Privacy Policy
Last updated: April 2026
Who we are
Anton is operated by Antonis Consulting. This policy explains what data we collect when you install and use the Anton app, how we use it, and your rights regarding that data. If you have questions, contact us at sam@antonis-consulting.be.
Data we collect
When you install Anton, we collect and store the following merchant data:
- Your store domain and Shopify access token (to communicate with your store)
- Your merchant email address (to create your Anton account)
- Store branding assets such as your logo and brand colours
- Order and product data accessed via the Shopify API to power automations
- Monthly usage metrics (AI requests, emails sent) to enforce plan limits
For merchants using the loyalty programme, we additionally store:
- Customer IDs (Shopify numeric IDs — no names or contact details)
- Points balance, lifetime earned and spent
For merchants using back-in-stock notifications or wishlists, we additionally store:
- Customer email address (required to send the notification)
- Customer name (optional, used to personalise the notification email)
This data is collected with the customer's explicit opt-in and is used solely to send the notification they requested. It is not used for any other purpose and is deleted when the merchant uninstalls the app.
How we use your data
- To provide and operate the Anton app features you have enabled
- To authenticate your merchant account and maintain your session
- To enforce plan limits and process subscription billing
- To send transactional emails on your behalf (e.g. review requests, restock alerts)
- To respond to support requests
We do not sell your data or use it for advertising purposes.
Third-party services
Anton uses the following sub-processors to deliver its service:
- Supabase — database and authentication (EU region)
- Stripe — subscription billing and payment processing
- Resend — transactional email delivery
- n8n — workflow automation processing (self-hosted, EU)
- Anthropic — AI assistant (Claude) for natural language queries
Each sub-processor is bound by their own privacy and data processing agreements. Data is processed in the EU where possible.
Security and encryption
Anton is built so that sensitive data is never stored in a readable form — not even by us. Specifically:
- Passwords are hashed using industry-standard algorithms by our authentication provider (Supabase). No one — including Anton staff — can read or recover your password. If you forget it, it must be reset, not retrieved.
- Payment information (card numbers, bank details) is never transmitted to or stored by Anton. All billing is handled entirely by Stripe, who are PCI DSS Level 1 certified.
- API credentials and access tokens required to connect your store are stored encrypted at rest and are never exposed in logs, support tools, or the Anton interface.
- Customer data stored by Anton is limited to what each feature strictly requires. Loyalty data uses only anonymous numeric IDs and point balances. Back-in-stock notifications store a customer's email and optionally their name, collected with explicit opt-in and used solely to send the requested notification. No customer data is used for any purpose beyond the feature that collected it.
All data is transmitted over HTTPS. Databases are encrypted at rest. Access to production data is restricted and audited. Support staff cannot view passwords, payment details, or raw credentials under any circumstances.
Data retention and deletion
Merchant and store data is retained for as long as your Anton account is active. When you uninstall the app, your store data is scheduled for deletion within 48 hours in accordance with Shopify's GDPR compliance requirements.
Customer loyalty data is deleted upon receiving a customer erasure request from Shopify, as required by GDPR.
To request early deletion of your data, contact us at sam@antonis-consulting.be.
Your rights
Under GDPR you have the right to access, correct, or delete personal data we hold about you. To exercise any of these rights, email us at sam@antonis-consulting.be and we will respond within 30 days.
Loyalty points
Anton provides merchants with the technical infrastructure to run a loyalty points programme. In this capacity, Anton's role is limited to recording and displaying point balances as instructed by the merchant.
- Loyalty points are a merchant-defined reward mechanism. Anton records point balances on behalf of the merchant but has no control over, and accepts no liability for, the monetary value, redeemability, or fulfilment of any reward those points represent.

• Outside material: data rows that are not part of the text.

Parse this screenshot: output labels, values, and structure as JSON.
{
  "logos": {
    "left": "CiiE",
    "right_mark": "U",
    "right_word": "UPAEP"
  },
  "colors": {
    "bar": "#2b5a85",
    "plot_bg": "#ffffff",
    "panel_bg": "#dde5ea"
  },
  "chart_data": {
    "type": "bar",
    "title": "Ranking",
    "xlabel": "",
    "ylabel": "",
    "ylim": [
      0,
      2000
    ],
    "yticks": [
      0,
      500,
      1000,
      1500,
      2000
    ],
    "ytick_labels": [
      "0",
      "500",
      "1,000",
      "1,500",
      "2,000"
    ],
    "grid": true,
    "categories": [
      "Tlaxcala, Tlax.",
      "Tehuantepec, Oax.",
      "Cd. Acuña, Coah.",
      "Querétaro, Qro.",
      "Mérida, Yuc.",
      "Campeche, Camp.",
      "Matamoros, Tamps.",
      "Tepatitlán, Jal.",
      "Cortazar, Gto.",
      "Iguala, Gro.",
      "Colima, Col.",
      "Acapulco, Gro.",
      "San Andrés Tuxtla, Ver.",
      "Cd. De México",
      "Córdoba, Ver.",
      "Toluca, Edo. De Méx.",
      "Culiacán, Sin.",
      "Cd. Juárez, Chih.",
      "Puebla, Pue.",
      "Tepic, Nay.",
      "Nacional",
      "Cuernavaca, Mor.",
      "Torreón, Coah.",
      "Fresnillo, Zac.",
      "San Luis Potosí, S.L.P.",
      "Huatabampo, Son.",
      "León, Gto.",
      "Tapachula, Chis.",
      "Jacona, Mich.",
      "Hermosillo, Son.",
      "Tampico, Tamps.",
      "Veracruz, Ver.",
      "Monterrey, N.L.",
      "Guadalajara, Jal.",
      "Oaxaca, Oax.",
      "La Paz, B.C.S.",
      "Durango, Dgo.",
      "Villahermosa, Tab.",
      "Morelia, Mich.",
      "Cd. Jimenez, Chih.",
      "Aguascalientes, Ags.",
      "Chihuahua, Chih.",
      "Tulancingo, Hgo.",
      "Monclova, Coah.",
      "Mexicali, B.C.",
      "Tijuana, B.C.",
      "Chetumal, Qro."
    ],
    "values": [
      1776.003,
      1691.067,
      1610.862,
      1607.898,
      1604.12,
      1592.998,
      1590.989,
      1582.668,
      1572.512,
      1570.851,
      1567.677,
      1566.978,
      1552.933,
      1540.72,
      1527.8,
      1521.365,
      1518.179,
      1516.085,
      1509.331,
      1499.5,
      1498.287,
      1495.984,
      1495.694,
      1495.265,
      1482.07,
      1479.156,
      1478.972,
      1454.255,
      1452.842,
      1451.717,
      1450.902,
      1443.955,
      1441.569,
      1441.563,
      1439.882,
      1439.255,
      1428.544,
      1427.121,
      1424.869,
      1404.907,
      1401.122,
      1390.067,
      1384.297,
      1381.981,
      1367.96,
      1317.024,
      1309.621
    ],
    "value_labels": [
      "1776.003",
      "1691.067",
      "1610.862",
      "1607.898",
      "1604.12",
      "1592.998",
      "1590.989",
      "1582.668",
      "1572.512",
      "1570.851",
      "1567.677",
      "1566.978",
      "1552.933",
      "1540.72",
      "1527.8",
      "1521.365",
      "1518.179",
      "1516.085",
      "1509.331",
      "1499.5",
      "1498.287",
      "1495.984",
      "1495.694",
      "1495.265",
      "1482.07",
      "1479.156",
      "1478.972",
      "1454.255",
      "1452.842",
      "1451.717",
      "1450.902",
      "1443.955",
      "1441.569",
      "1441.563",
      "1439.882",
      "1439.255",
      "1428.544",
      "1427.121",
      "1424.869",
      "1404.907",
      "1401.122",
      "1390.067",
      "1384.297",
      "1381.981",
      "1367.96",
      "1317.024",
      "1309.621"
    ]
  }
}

- The rules governing how points are earned, redeemed, and expired are set entirely by the merchant, not by Anton.
- Anton is not a party to any agreement between a merchant and their customers regarding loyalty rewards, and accepts no liability for the value, availability, or fulfilment of any reward.
- Point balances recorded by Anton are provided for informational purposes only. Merchants are solely responsible for honouring their loyalty programme terms.
Changes to this policy
We may update this policy from time to time. When we do, we will update the date at the top of this page. Continued use of Anton after changes are posted constitutes acceptance of the updated policy.